Right click on this and open in a new window and try to find the Earth!

The rings of Saturn are open for business.  As we head into May, the plane, its 170,000 mile-diameter ring system, and multitude of moons are back in prime-time for you to see this month.

You don’t need a telescope to find Saturn.  It shines like a steady, yellow “star” in the southeast near a blue star called Spica.  Here's how you find it:

First find the Big Dipper high in the northeastern sky.  Connect an arc through the handle stars of the Big Dipper and continue that arc to a really bright star called Arcturus ("Follow the Arc to Arcturus!").  Then keep going in a straighter line along the horizon and bingo you'll find Saturn and Spica ("Speed on to Saturn").

A Saturnian Storm
Now to see the rings, you’ll need to look through a good telescope.  Then you can witness the opening season of the solar system’s greatest wonder.  You can see the planet, the rings, the shadow of the rings, the gaps in the rings, the moons... Okay, I'm getting a little excited here, but this is the best planet ever.  When I first saw Saturn in a telescope it changed my life.  There it sat, a perfect cartoon-planet in a sea of blackness.  I knew then that I was destined to be an astronomer.  Check it out tonight!

Friday, April 13, 2012

Gemini - Down Under

This week try to find the Gemini twins in the sky. After it gets dark, look high in the southwestern sky - almost straight overhead. There you will find two stars of nearly equal brightness. If you look a little closer you will see that one is orange-yellow and the other is blue-white. Those are the heads of the twins named Pollux and Castor. Their bodies and feet are tougher to see (just look down and to the left for more stars).

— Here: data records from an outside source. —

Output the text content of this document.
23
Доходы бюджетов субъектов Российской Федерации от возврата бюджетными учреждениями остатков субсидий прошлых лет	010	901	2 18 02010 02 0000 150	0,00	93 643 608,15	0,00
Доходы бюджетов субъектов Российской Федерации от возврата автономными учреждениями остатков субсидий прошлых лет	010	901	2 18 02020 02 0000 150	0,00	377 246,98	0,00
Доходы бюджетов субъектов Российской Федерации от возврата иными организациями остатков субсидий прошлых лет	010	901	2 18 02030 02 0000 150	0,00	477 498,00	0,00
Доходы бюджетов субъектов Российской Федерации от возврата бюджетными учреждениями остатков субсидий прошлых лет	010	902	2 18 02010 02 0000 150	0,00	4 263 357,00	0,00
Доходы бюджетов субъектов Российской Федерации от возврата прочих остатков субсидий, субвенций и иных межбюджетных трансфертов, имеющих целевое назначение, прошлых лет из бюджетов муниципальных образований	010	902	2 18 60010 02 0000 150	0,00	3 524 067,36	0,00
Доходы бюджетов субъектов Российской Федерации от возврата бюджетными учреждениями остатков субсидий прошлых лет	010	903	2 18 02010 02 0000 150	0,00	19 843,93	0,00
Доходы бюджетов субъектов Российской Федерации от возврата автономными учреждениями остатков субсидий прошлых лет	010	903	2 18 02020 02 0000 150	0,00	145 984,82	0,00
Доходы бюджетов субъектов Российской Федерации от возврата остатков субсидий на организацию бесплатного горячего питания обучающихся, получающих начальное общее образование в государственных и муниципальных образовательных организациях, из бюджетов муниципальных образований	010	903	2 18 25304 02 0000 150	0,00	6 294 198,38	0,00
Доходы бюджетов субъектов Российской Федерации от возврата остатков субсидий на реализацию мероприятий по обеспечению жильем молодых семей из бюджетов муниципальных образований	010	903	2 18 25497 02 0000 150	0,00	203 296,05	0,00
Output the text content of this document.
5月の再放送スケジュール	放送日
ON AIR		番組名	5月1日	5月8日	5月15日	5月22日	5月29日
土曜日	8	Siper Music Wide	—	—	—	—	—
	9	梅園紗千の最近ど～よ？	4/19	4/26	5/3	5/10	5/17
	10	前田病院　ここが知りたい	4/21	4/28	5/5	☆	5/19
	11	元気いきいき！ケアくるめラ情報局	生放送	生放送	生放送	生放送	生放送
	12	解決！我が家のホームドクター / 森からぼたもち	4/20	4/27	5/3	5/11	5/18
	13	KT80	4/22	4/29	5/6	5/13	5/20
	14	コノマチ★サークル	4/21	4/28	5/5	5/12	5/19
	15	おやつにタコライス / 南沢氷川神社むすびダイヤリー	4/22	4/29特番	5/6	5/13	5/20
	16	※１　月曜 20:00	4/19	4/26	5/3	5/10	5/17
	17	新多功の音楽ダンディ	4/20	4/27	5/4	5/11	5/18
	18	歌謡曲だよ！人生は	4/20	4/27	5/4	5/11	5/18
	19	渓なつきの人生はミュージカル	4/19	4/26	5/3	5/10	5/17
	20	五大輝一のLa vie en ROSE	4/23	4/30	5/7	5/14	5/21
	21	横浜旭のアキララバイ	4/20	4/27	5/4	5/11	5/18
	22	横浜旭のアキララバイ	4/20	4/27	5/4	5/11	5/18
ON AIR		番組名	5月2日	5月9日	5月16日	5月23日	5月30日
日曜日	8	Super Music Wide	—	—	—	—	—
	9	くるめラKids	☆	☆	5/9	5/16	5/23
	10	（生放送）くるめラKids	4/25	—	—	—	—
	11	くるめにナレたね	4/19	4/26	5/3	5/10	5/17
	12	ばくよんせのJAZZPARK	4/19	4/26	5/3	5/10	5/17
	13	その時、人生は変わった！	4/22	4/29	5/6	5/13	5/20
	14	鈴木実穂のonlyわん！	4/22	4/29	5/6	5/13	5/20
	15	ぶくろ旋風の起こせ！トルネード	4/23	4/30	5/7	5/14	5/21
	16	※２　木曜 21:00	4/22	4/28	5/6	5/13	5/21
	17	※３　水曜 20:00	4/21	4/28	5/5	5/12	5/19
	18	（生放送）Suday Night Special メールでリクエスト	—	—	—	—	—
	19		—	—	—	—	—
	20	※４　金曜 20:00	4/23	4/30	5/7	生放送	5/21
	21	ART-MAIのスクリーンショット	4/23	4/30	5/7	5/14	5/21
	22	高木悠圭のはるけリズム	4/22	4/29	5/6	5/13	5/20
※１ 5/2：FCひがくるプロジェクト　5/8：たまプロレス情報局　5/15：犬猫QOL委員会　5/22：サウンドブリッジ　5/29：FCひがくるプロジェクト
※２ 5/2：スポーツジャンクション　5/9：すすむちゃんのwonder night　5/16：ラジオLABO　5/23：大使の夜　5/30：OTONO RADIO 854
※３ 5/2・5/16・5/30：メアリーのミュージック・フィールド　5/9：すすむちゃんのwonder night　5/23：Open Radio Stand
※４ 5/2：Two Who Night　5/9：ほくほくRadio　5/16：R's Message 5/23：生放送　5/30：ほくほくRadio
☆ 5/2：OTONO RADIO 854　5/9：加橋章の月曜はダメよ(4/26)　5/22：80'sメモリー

Watch out for the Kangaroo!

An old Australian myth ties in the two bright stars of Gemini with the star Capella in the constellation Auriga. Castor and Pollux are two huntsmen named Yurree and Wanjil. They are hunting the elusive kangaroo named Purra (Capella). During the summer when these stars are below the horizon, it is said that the two hunters finally catch the kangaroo and kill it. They then cook his meat over a fire and cause waves of heat to rise above the ground like a shimmering haze.

The Maori of New Zealand called these two stars, "Whaka-ahu"

In African Mythology the brightest stars are The Wise and Foolish Antelope.
Others call them “Two Peacocks,” the “Two Kids,” or the “Giant’s Eyes.”